Growing up in Tully we used to go down to Mission Beach every Saturday for fish and chips. Here I discovered a love for the mysteries of the reef through books and of course, when Finding Nemo came out, I was instantly inspired and fell in love with the beautiful visuals of the reef. The first time I realised that I could paint the reef was when I moved to Cairns and took my first trip out to Green Island and saw firsthand the beautiful reef and fishes from the glass bottom boat. On the surface the Great Barrier Reef sea country looks like beautiful plain water, but underneath the “bunggu“ (waves), a flurry of activity and sea life abounds.
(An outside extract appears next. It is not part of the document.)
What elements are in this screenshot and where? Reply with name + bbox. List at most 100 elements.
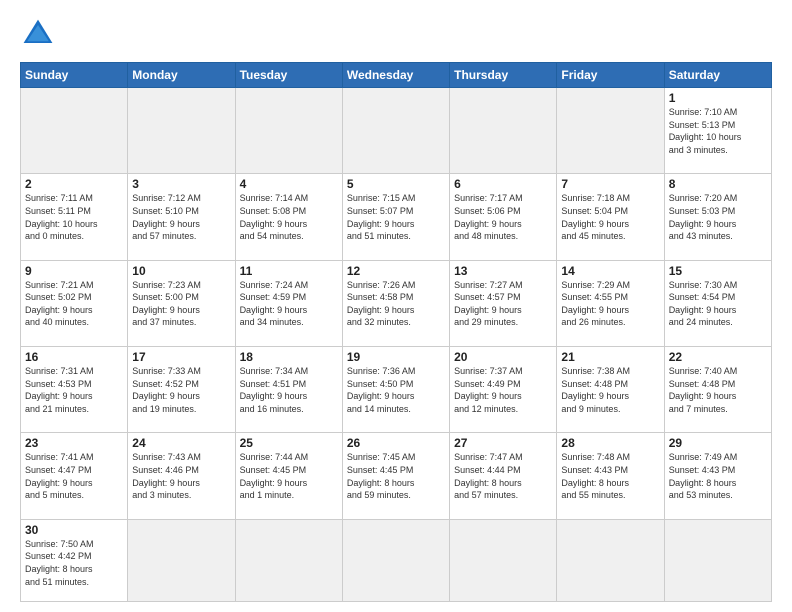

The rest was left to my imagination and my paintbrush.

Given this history, as an Aboriginal woman, all my initiatives and targets are related to highlighting our culture and heritage. My work portrays my environmental values and I appreciate that without our beautiful reef and rainforest, we will not exist. My sustainability concepts are to live a more eco-friendly lifestyle, use my voice to promote actions, consume less and use as much environmentally friendly product as possible in my art. I am here for the long haul. I now live in the beautiful and inspiring city of Cairns in Far North Queensland, where I feel close to the spirit of rainforest and reef animals of my mother's country.